Anlam, her zaman vasata, yani ortama tabidir ve bir sözcüğün anlamını nasıl bağlamı biçimlendiriyorsa, bedenleri ve zihinleri de yerleştikleri bağlam belirliyor. Kimse kendi iradesiyle kendini biçimlendirdiğini iddia etmesin! Sık sık anlamsızlığa düşüp anlamın peşine düştüğünüze göre ya içine gömüldüğünüz bağlam yıkılmıştır ya da bağlamdan sıdkınız sıyrılmıştır. Kapitalizm, doğası gereği yıkıcıdır. “Her yaratıcı edim, bir yıkımla başlar” düsturu sadece modernist sanatın değil, bizzat kapitalizmin de yolunu aydınlatıyor. Ve tıpkı tanrının, “ışık olsun” dediği an, evreni yaratması gibi, kapitalizm de “yıkım olsun” dediği an, yeni evrenler yaratıyor. Savaşlar, kentsel dönüşümler, doğal ya da yapay felaketler kapitalizmin yaratıcı yıkım projesine dâhildir. Ve diyelim ki gömülü olduğunuz bağlamdan sıdkınız sıyrıldı ve yasa koyucunun “yapma!” dediğini inadına yapmaya karar verdiniz. Bağlamın aleyhine eyleme geçseniz bile, çok geçmeden kapitalizmin yaratıcı yıkım projesine dâhil edildiğinizi göreceksiniz. Çünkü yasanın iki yüzü vardır. Bir yüzü, yasa koyucudur ki Lacan’a göre Kant ile temsil edilir, diğer yüzü yasayı ihlal edendir ve temsilcisi Sade’dır. Anlamınız yine kibrit kutusu tarafından belirlenmiştir.

***

Yakılıp hızla tüketilen ve yeniden üretilen, ambalajlanıp piyasaya sürülen vasati çöplerden birisiniz. Kibrit kutusu çokluğu içeriyor. Kırk sayısı bu coğrafyada, Taocuların on bin varlığı gibi, çokluğu ifade eden sembolik bir sayıdır. Dini metin ve söylemlerde sürekli karşımıza çıkan kırk, aynı zamanda kutsaldır. Ve eğer çokluk kutsallaştırılmışsa bilin ki iktidar, üzerinde yükseldiği zemini sağlamlaştırıp pekiştirmek mecburiyetinde olduğu içindir. Kim ister ki oynak bir zeminde her an devrilme tehlikesiyle yaşamayı? İktidar hiç istemez; tek istediği, inşa ettiği hiyerarşik kulenin sonsuza kadar ayakta kalması: “Ey çokluk! Kutsalımız; her şey değişse de değişmeden kalan, sarsılmayan mermer kaidemiz; varlığımızın dayanağı”. Ve çöpler, göklerden gelen bu sözleri işitince inanıp iman ettiler. Ve o zamandan beri, aldıkları her nefes için göklere şükrediyor, göklerden indirilen makarna ve kömür ile kibrit kutusundaki kutsal hayatlarına mutlu mesut şekilde devam ediyorlar.
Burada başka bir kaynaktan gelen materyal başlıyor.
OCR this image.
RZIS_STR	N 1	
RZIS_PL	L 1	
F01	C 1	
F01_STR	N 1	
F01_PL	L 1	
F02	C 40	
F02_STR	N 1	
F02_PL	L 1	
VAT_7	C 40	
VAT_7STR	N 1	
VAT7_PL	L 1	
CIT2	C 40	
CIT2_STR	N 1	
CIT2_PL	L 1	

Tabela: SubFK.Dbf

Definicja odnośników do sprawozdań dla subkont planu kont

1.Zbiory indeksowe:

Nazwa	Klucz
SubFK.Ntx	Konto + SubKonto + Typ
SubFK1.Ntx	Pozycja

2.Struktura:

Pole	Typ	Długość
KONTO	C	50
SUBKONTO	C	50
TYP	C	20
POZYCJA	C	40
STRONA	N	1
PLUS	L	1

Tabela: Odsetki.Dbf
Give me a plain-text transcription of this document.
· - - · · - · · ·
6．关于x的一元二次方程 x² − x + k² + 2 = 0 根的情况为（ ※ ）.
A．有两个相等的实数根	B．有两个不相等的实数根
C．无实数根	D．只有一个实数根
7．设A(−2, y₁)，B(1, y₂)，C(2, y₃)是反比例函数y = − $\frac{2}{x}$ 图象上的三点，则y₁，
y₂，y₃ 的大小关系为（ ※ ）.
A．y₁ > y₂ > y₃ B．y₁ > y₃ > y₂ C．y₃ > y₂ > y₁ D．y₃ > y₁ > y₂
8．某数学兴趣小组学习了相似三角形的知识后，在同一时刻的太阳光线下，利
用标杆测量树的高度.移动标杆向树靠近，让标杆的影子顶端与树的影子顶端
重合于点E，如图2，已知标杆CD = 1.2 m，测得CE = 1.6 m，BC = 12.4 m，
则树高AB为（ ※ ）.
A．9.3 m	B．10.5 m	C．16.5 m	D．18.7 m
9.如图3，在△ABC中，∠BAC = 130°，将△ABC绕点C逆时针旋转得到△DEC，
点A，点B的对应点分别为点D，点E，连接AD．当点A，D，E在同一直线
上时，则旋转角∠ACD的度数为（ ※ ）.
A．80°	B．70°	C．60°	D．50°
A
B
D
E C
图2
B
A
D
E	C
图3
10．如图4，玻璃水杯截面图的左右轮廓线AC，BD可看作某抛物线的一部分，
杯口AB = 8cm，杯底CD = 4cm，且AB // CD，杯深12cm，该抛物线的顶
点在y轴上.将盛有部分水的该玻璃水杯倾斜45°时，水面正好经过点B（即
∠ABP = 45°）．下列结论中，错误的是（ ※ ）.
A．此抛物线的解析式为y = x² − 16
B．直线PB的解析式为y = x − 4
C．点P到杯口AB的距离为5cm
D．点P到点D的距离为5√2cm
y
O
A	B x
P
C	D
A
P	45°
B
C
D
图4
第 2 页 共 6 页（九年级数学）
Onlar ermiş muradına, biz çıkalım kerevetine diyecektim ama diyemiyorum; kendimi çokluktan ayırarak seyirci konumuna yerleştiremiyorum. Kırk vasati çöpten biriyim ben de. Ve kırk çöpün her biri gibi, hayatım kibrit kutularında geçiyor. Tek farkım; durmadan çöp üreten bir toplumda iktidar, kaidesi bozulmasın diye biz çöplere kutsal muamelesi yaptığında bunun bir yalan olduğunu bilmemdir. Ve ne zaman aklımdan kendimi kendi irademle tasarladığım geçse, kendimden şüphe etmemdir. Bilin istedim.